There is no concept of consent. Heck, a woman liking sex is not even required to be a part of our collective definition of sex. Out here, rape involves villains who are pure evil brute forcing sex on screaming women. That is it. Reluctance is likely seen as virtue in a woman when it comes to sex, and refusals are an actual expectation of modesty. Kind of like “no thanks, I just had lunch before coming here” instead of “please give me a cup of tea”.
It is illustrated well in films, where a good deal of our film history immortalised with stunning songs is all about the shy girl being persuaded by the hero. Sometimes with public pursuit and declarations of intent, at times even starting off as dares and all reluctance “turns out to be temporary”, all anger turns out to be, misguided. Once the hero has chosen the target, the film can only end with the girl ending up liking it. The villain on the other hand will make brutal overtures at the girl and the heroine will never get “sullied”, while some supporting character will.
Fit all this together, and it isn’t all that difficult to understand how a panchayat marries the girl to the rapist, because she has been ruined. That makes it okay. The girl’s consent or even outright revulsion is irrelevant. This actually extends to gang rapes, where a girl partying with a lot of men who can be drugged into having sex with all, is seen as a kinky girl. There is no real issue over how she ended up in that situation or consent. Consent doesn’t currently have any equivalent in the traditional patriarchal view of sex. Remember the sting operation of Delhi police attitudes on rape?
I wouldn’t go as far as saying that films have created this view, because films reflect reality just as much as they shape it. Certainly no one seems to have been outraged over the early songs of romantic pursuit, the way the item numbers introducing a new idea get outrage. Nor is there any particular evidence of the girl’s consent mattering before that.
Regardless of who did it first, the point remains that “sex” in India includes a heck of a lot of rape by default. While us not being an outright barbaric people, we do draw the line at screaming women, the woman herself is hardly the point. Objections are more about what people like us find inhuman, or of course, the woman, of a man of respect, being sullied. This of course excludes dalits, tribals, anyone you are rioting against, etc. They aren’t respected. The nuanced distinction of rape not being sex makes little sense to most people beyond those objecting to rapes.

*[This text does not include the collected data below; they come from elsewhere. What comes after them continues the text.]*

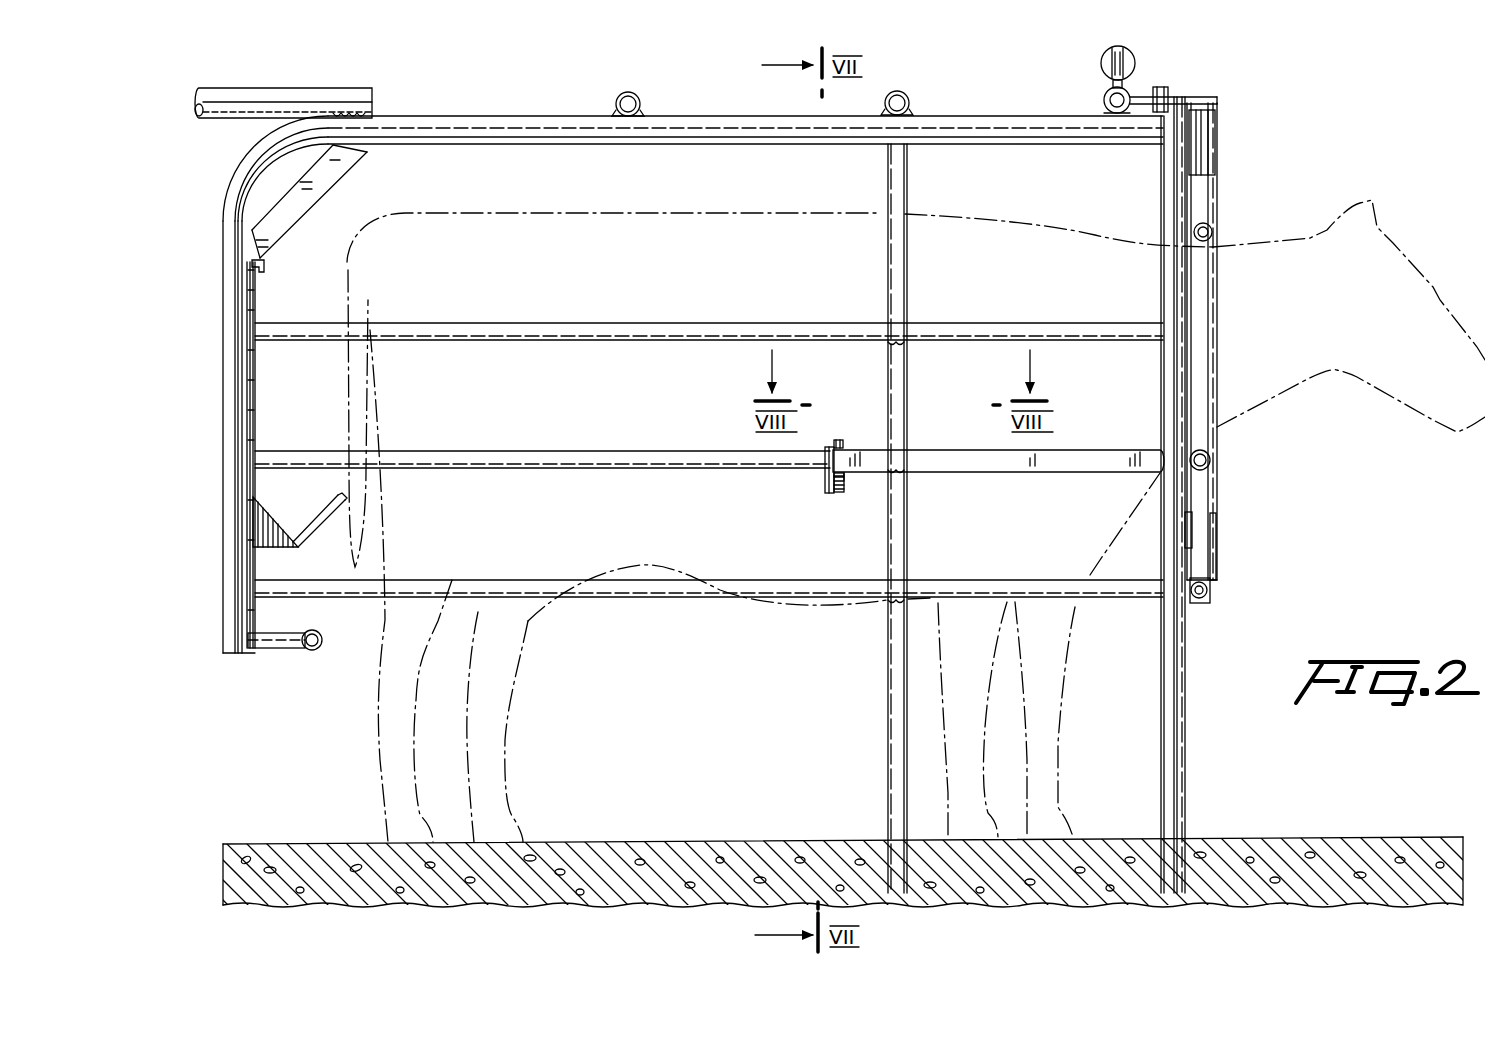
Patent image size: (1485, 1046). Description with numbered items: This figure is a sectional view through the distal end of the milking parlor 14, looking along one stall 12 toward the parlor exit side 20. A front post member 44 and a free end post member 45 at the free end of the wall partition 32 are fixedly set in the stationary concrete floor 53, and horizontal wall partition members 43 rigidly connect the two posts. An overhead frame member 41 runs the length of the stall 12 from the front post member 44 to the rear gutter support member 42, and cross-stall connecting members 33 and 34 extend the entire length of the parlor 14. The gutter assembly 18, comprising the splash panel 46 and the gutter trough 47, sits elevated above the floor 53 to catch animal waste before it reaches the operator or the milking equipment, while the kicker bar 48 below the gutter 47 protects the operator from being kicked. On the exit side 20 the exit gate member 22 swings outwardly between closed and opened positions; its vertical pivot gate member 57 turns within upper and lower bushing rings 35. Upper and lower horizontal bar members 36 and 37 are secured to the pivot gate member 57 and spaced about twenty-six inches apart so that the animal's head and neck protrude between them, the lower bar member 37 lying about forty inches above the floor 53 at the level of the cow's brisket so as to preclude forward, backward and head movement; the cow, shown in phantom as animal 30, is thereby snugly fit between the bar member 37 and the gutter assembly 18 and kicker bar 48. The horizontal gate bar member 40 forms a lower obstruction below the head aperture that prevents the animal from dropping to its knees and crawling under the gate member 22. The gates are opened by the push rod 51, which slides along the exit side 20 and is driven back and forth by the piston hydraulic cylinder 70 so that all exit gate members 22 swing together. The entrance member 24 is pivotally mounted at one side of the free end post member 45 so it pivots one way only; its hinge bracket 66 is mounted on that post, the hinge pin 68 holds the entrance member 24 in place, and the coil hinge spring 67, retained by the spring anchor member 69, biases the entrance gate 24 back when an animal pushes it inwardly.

The stall 12 is at (228, 190).
The parlor 14 is at (350, 63).
The gutter assembly 18 is at (262, 426).
The parlor exit side 20 is at (1236, 548).
The exit gate member 22 is at (1214, 197).
The entrance member 24 is at (822, 462).
The animal 30 is at (709, 701).
The wall partition 32 is at (886, 655).
The cross-stall connecting member 33 is at (908, 94).
The cross-stall connecting member 34 is at (620, 95).
The exit gate bushing ring 35 is at (1200, 160).
The upper horizontal bar member 36 is at (1212, 233).
The lower horizontal bar member 37 is at (1211, 459).
The horizontal gate bar member 40 is at (1211, 591).
The overhead frame member 41 is at (725, 114).
The rear gutter support member 42 is at (232, 302).
The horizontal wall partition member 43 is at (1005, 326).
The front post member 44 is at (1186, 680).
The free end post member 45 is at (892, 548).
The splash panel 46 is at (256, 374).
The gutter trough 47 is at (318, 540).
The kicker bar 48 is at (306, 664).
The push rod 51 is at (1104, 99).
The concrete floor 53 is at (665, 865).
The vertical pivot gate member 57 is at (1200, 124).
The hinge bracket 66 is at (829, 493).
The coil hinge spring 67 is at (842, 490).
The hinge pin 68 is at (840, 438).
The spring anchor member 69 is at (845, 478).
The piston hydraulic cylinder 70 is at (1103, 58).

My belief is that the denial of rape being sex does more harm than good, because it has advocates of women’s rights communicating from a different planet than the unshaved masses. So, understanding the problem or objections in itself becomes tough.
Instead, it might be useful to define rape as sex without consent, which gives the people something they recognise and specifies that they notice something that hadn’t mattered earlier. That way, the public is more likely to learn to recognise rape in order to object to it.
There is a need for a great deal of talk on what sex is, the role of two people in it, mutual participation, consent, etc before we can hope to awaken people enough that they understand why rape is wrong or change the common views enough to make rape, molestation or otherwise violating a person’s autonomy absolutely unacceptable among “decent folk” as opposed to the criminal class (not prostitutes and other primitive definitions of indecent).
There is a need to actually create a new parameter related with sex called “consent”, which currently does not exist for most of the masses – not just “rapists”. At that point, we will be able to uproot patriarchy as a side effect, but this war of defining what sex is needs to happen before we condemn rape or say that it is not sex. People have no clue.